Глоссина это не смутило, во всяком случае он сумел принять равнодушный вид и повернулся к молодому Хейзлвуду, который сидел, не отрывая глаз от газеты.

— Ну, что нового, сэр?

Хейзлвуд поднял глаза, взглянул на него и, ни слова не говоря, протянул ему газету, как будто передавал ее первому встречному где‑то в кофейне. Потом он встал, чтобы уйти.

— Извините, мистер Хейзлвуд, но мне хочется поздравить вас с тем, что вы так счастливо отделались от последствий этой ужасной встречи.

Хейзлвуд ответил на это только едва заметным и очень сдержанным кивком головы. Тем не менее наш почтенный судья воспользовался этим и продолжал:

— Могу вас уверить, мистер Хейзлвуд, что вряд ли кто принял во всей этой истории такое участие, как я, и не только ради благополучия нашей страны, но также из особого уважения к вашей семье, которую это так близко задело. А ведь ее это действительно близко касается, мистер Фезерхед уже стар становится, а теперь вот у него второй удар был, и говорят, что он оставит свое кресло и уйдет на покой; вам стоило бы серьезно об этом подумать. Говорю вам это все как друг, мистер Хейзлвуд, и как человек, который разбирается в делах, и если бы мы с вами вместе…

— Извините меня, сэр, но у меня нет никаких целей, для достижения которых мне понадобилась бы ваша помощь.

— Ну что же, может быть вы и правы, времени впереди еще достаточно, и это, пожалуй, даже хорошо, что вы так молоды и вместе с тем так осторожны. Ну, а вот что касается вашего ранения, то, по‑моему, я уже напал на верный след, и я не я буду, если виновник не ответит у меня за все по закону…

— Еще раз прошу вас извинить меня, сэр, но, по‑моему, вы немного перестарались. У меня есть все основания думать, что ранили меня случайно и что выстрел не был преднамеренным. Вот если бы вы обнаружили в ком‑нибудь неблагодарность и заранее обдуманное предательство, поверьте, что я бы осудил и то и другое заодно с вами, — ответил Хейзлвуд.

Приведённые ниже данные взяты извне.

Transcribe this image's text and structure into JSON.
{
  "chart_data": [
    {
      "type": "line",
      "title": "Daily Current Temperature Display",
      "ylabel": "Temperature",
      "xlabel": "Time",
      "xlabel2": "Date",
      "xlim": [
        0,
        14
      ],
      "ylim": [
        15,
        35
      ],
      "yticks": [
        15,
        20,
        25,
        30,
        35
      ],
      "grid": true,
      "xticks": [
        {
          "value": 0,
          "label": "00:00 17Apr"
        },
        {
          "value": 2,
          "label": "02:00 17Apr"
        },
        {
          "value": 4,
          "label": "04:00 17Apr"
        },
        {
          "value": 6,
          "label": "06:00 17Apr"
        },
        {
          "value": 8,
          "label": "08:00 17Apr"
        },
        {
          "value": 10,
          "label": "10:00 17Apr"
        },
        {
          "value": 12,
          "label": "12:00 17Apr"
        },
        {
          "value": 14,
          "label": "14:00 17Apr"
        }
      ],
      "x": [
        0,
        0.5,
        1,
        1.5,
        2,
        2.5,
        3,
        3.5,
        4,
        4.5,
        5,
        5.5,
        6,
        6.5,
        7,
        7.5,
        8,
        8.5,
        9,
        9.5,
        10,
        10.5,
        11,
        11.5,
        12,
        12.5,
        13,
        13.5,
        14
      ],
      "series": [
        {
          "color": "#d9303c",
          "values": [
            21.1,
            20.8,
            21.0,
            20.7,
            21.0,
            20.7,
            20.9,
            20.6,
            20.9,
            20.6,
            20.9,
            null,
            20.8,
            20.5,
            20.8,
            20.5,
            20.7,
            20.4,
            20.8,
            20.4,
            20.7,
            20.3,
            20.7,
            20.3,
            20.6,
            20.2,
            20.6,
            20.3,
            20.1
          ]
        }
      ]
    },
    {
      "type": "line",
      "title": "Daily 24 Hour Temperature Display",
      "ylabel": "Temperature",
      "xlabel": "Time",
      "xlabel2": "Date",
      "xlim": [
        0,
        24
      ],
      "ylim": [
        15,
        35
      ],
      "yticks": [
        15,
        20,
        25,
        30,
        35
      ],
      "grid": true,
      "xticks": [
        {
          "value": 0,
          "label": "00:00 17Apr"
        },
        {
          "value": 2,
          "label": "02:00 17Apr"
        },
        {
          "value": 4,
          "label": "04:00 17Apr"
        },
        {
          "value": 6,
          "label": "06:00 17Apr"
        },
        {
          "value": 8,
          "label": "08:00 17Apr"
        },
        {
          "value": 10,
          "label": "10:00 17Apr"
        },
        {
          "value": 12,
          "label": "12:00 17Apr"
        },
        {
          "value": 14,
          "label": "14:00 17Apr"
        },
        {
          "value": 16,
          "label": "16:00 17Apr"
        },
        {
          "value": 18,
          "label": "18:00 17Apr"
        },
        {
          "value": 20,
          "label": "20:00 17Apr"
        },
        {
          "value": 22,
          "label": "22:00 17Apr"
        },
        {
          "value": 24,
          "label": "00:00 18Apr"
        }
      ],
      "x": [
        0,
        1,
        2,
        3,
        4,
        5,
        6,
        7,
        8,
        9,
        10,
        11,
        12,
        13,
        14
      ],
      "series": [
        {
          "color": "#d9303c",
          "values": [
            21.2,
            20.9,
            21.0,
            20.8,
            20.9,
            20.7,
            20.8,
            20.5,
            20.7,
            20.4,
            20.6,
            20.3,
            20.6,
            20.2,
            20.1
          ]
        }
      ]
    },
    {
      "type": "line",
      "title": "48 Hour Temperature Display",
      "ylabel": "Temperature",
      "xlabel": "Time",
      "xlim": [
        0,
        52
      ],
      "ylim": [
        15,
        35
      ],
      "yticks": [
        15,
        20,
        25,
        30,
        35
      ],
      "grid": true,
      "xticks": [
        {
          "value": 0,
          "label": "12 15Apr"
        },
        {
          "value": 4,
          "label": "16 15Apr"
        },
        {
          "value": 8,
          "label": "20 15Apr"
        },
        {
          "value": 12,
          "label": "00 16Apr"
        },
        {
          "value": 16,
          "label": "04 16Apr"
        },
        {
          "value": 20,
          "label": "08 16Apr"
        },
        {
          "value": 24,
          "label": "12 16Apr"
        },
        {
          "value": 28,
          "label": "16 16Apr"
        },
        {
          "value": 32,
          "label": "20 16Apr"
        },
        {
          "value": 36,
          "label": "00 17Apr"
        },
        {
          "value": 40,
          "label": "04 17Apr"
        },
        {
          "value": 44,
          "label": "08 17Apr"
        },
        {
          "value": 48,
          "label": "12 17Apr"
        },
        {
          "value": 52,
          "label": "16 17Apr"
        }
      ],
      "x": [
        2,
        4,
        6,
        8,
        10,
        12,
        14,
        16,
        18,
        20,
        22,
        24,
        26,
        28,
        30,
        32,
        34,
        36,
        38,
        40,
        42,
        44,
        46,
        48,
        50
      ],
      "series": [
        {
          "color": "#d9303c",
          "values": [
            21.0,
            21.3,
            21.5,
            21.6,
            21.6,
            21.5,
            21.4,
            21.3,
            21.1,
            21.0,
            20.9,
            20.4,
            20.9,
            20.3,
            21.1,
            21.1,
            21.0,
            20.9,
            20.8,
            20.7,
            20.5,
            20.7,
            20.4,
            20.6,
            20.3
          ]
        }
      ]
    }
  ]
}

«Опять осечка, — подумал Глоссин. — Надо с другой стороны зайти».

— Вы правы, сэр, это хорошо сказано! Человека неблагодарного жалеть нечего, все равно что вальдшнепа на охоте. А вот насчет охоты нам действительно поговорить надо. (Так переводить разговор с одного предмета на другой Глоссин выучился у своего патрона.) Я часто вас встречаю с ружьем, и теперь вы, наверно, опять уже скоро сможете ходить на охоту. Только вы за свои границы почему‑то никогда не переступаете. Сделайте мне одолжение, приезжайте без всяких церемоний поохотиться на элленгауэнских землях, дичи‑то там, пожалуй, побольше будет, хоть, что говорить, и у вас ее немало.

На это предложение Хейзлвуд ответил одним лишь холодным и сдержанным поклоном. Глоссин был вынужден замолчать и почувствовал некоторое облегчение, когда вернулся полковник Мэннеринг.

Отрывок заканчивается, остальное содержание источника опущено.